With only 150 of them in Canada, they are a breed onto their own. It’s a mature trade, is how one SAR tech put it recently. The job is only open to non-commissioned members of the Forces, though some officers have been known to surrender their commissions in order to join their ranks.
They are natural leaders, highly skilled, and rarely shrink from a challenge. They are also reliable, independent thinkers, great team players, and must be in top physical condition.
This province has produced more than its fair share of SAR techs, and some of them have made the ultimate sacrifice, including Master Cpl. Kirk Noel, 33, a SAR tech from St. Anthony. Noel was one of three killed when a Cormorant helicopter crashed during a training mission in Nova Scotia in 2006. Another Newfoundlander, 39-yearold flight engineer Sgt. Duane Brazil from Gander, also perished in the incident.
On occasion, the exploits of these courageous specialists make headlines, and we are reminded of the important role they play, especially in a challenging environment like Newfoundland and Labrador. Such was the case in February, when a Cormorant from Gander, despite a raging blizzard and high winds, plucked three bird hunters from their small boat in Bonavista Bay.
At the end of that lifeline — in this case a cable lowered from the helicopter — was Spaniard’s Bay native Master Cpl. Mark Vokey. Vokey was a member of a five-person crew that saved the three hunters, and the mission was described by one search and rescue official as one of the most daring of all time.

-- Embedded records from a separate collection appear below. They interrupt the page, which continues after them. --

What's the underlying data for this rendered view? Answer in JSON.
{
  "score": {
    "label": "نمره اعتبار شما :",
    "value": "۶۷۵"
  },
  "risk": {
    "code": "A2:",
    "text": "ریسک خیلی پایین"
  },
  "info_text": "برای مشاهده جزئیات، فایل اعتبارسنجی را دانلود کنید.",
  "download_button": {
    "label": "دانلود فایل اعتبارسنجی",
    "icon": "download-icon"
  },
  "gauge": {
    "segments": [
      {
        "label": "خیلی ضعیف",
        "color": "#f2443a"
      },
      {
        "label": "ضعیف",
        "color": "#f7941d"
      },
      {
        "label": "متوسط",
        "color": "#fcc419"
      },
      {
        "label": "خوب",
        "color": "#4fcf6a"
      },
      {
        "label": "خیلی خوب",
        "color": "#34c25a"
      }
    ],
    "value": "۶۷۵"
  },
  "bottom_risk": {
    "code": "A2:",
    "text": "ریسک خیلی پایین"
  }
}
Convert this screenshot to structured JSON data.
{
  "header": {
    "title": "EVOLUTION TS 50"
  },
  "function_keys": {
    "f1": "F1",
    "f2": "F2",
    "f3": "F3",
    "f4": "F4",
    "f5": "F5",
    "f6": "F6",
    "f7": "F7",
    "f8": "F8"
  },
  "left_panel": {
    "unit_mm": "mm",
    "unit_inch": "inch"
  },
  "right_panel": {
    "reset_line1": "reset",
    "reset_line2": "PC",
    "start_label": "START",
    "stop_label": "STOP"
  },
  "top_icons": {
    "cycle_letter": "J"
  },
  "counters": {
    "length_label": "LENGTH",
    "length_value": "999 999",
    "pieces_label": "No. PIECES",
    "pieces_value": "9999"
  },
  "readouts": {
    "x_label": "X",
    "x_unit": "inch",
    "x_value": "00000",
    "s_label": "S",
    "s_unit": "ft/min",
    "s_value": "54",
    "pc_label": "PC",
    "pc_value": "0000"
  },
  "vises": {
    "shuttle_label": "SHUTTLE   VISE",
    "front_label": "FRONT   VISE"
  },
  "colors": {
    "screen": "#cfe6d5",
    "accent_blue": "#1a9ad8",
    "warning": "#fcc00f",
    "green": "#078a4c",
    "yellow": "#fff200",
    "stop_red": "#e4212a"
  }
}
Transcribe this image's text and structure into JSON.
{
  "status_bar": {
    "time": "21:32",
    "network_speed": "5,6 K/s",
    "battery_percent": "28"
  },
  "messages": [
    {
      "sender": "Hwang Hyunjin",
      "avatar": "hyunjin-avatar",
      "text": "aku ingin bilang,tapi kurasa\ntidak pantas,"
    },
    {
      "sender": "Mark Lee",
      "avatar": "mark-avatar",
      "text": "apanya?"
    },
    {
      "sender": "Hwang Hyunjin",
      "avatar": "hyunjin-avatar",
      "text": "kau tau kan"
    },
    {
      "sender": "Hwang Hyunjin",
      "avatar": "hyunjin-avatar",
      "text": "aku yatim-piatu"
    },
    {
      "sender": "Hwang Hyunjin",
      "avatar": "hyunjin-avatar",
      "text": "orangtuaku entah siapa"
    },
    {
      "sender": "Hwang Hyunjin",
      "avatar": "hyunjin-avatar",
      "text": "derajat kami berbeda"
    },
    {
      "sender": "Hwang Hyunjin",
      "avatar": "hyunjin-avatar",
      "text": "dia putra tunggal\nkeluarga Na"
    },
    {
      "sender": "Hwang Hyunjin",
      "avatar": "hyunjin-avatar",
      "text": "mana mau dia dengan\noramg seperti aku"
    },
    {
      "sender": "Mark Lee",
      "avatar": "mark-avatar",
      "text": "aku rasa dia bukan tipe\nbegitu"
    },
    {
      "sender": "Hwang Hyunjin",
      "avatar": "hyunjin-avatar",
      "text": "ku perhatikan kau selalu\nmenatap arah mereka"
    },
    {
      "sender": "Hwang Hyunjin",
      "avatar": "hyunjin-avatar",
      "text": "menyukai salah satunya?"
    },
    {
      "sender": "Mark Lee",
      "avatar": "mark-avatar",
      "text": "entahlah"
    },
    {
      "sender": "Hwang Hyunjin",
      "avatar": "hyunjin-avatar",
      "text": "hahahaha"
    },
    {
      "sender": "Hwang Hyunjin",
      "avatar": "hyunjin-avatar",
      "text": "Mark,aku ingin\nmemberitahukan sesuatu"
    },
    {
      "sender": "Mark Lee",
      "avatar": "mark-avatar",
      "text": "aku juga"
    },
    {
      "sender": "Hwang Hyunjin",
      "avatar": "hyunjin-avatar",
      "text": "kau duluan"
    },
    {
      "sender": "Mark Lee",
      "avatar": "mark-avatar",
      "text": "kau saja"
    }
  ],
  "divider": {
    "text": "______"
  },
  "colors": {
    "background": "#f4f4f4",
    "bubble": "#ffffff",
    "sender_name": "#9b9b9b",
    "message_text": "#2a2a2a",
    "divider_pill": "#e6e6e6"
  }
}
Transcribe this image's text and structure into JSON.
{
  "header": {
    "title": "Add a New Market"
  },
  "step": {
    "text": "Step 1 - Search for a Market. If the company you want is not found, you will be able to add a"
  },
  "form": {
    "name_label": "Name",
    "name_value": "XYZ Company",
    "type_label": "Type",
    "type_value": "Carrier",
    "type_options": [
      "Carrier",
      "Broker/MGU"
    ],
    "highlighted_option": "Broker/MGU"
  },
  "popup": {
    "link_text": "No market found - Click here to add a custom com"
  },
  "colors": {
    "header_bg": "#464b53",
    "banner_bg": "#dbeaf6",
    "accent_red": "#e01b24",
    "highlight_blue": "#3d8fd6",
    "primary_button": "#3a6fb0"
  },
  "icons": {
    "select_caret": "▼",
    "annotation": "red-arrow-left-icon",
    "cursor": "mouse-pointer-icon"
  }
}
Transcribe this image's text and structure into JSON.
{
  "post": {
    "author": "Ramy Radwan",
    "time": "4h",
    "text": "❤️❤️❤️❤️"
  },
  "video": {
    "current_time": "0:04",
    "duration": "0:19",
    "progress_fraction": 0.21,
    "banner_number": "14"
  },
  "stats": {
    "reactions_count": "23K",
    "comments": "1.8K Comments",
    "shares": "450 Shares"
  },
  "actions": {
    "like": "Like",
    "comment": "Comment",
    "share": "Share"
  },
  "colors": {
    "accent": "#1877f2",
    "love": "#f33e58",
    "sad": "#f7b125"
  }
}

Fittingly, the crewmembers of Rescue 912 — its radio call sign that night — have been recognized far and wide for their professionalism, teamwork, expertise and courage (see related story on Page A1)
The ocean has provided sustenance and a livelihood to the people of this province for hundreds of years, and that can be a dangerous combination. Luckily, we have people like Master Cpl. Mark Vokey ready to answer the call when help is needed.